Tuesday, October 25, 2016

October 25, 1931 - Edison’s ‘Spirit Phone’ First Demonstrated

One week after his own death, Thomas Edison proved himself once more to be an incredible inventor. Using a device he had worked on in secret for a decade, his assistants were able to contact Edison beyond the grave. An astounded crowd of press and socialites heard the first public words sent via Spirit Phone, fittingly those of its own creator, “It is very beautiful over here!”

Edison had managed a legendary career as an inventor and businessman. After being fired from his telegraph job for an electric battery experiment gone awry that destroyed his boss’s desk, Edison pursued his passions in creating new devices, including the quadraplex telegraph (1874), a phonograph (1877), an incandescent lightbulb (1879). Through the years, Edison would collect over one thousand patents, many focusing on improving technology and creating a new way of life for millions of people around the globe.

Toward the end of his own life, Edison became more philosophical. He wrote a commentary entitled “Spiritualism,” analyzing facets of the paranormal movement that had once more seized the public interest. While skeptics like Harry Houdini worked to disprove frauds, Edison stated that he did believe that “our personality hereafter will be able to affect matter.” Echoing the laws of conservation of matter and energy, Edison held that “life is undestructable.” He described a constant amount of “life units” on the planet, which would be broken apart upon death and reshuffled as “swarms” that made up aspects of every plant, animal, thought, and memory in the world.

Although Edison’s perceived seat of human personality in the Broca’s Area of the brain proved to be questionable, the Spirit Phone did show that souls lived on. Those who had recently passed away were contacted easily enough for final farewells. Those who had died long ago, however, seemed to have already been shuffled into absence. Teams of curious historians brought the Spirit Phone to reportedly haunted castles and churches, competing to find the oldest entity still able to communicate. Firsthand accounts from events centuries before soon became readily available.
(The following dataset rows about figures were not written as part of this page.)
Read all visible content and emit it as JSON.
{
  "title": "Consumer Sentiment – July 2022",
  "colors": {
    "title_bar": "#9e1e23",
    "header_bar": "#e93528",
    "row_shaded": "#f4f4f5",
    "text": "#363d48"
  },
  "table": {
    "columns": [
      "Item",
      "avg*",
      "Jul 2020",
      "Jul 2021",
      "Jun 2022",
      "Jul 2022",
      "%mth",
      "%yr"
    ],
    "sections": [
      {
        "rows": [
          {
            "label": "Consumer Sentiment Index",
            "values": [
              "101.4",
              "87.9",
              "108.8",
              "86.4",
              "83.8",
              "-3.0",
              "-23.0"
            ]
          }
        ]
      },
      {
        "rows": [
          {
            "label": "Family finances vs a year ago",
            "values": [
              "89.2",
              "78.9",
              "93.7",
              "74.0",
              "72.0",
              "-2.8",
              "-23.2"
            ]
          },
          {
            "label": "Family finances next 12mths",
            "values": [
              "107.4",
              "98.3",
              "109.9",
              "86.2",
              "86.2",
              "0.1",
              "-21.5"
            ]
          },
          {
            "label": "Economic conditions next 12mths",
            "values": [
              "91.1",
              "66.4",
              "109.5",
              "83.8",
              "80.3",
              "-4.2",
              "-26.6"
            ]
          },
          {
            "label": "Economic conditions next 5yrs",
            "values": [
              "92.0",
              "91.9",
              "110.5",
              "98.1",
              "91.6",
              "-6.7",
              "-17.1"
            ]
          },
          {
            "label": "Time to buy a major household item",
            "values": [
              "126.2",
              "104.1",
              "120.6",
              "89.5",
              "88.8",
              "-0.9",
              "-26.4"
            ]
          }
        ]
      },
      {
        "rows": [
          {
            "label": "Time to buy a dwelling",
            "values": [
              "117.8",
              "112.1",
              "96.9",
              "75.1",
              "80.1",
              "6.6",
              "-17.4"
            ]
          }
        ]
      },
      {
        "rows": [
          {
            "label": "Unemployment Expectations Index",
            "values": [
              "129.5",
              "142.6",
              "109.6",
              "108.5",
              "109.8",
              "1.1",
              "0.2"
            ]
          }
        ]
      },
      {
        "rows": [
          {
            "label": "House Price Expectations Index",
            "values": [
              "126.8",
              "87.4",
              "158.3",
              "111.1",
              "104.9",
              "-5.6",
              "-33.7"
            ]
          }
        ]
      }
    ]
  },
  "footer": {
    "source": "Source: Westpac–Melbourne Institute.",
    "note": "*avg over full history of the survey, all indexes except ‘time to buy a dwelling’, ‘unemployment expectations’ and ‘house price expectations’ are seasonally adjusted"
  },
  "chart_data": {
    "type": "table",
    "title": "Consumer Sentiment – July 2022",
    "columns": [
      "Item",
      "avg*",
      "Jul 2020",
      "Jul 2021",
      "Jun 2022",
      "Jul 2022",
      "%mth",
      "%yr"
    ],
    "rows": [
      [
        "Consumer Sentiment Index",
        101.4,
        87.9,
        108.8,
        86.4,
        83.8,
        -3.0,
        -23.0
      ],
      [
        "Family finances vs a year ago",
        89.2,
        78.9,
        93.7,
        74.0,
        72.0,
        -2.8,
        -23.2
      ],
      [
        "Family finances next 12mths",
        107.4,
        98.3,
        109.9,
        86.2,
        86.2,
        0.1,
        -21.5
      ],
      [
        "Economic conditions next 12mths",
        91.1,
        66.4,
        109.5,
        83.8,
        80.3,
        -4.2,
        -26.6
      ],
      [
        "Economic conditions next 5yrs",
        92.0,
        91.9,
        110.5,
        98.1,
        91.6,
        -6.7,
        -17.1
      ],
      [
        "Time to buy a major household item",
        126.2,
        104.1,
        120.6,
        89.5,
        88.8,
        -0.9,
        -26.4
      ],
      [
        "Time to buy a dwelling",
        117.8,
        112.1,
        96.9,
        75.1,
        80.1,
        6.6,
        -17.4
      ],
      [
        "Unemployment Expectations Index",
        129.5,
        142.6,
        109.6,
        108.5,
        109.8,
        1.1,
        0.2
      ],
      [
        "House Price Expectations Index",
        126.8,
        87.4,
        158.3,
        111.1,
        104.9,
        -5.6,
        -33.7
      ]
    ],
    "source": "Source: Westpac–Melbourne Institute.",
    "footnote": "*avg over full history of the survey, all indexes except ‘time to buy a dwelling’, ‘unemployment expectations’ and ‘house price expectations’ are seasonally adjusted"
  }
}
The Spirit Phone proved instrumental to police, who were able to solve numerous murders simply by dialing up the victim for a statement. Soon each major police station had its own Spirit Phone and trained operator to summon potential witnesses. Prosecutors had more difficulty gaining convictions in court as recordings were often questioned or thrown out altogether. Further court matters arose when spirits sought to amend their wills and yet were legally dead, thus not having property rights.

Religious figures denounced the Spirit Phone despite its success in having past relatives use passwords or citing memories no one else could know about. Counterarguments suggested that the phone was being tampered with by demonic forces. Others held the phone as an ever more elaborate hoax. Edison himself had been called an atheist for years, although he routinely described his beliefs in the Supreme Intelligence.

In 1933, the newly deceased Fourteenth Dalai Lama of Tibet gave a limited address via Spirit Phone to discourage its use. He stated that the device prompted entities to remain tied to the mortal realm rather than passing on to become one with eternity, which would tip the delicate balance of life and death. Following the development of ghost-driven machines due to the need for manpower in World War II, many living people began to agree with him, although few would readily give up the Spirit Phone outright.


In reality, the invention is largely said to be myth, especially by the Edison Estate, who claim to have not seen any evidence of designs or prototypes in any of Edison’s work despite an interview in the October 1920 issue of Forbes magazine that he was working on such a device. Edison himself told the New York Times in 1926, “I really had nothing to tell him, but I hated to disappoint him, so I thought up this story about communicating with spirits, but it was all a joke.” Through the years, many other electronic devices often nicknamed “ghost boxes” have claimed to be able to communicate with the spirit realm. Skeptics remain unconvinced while believers feel that the human spirit can indeed affect electromagnetic fields and thus speak from beyond the grave.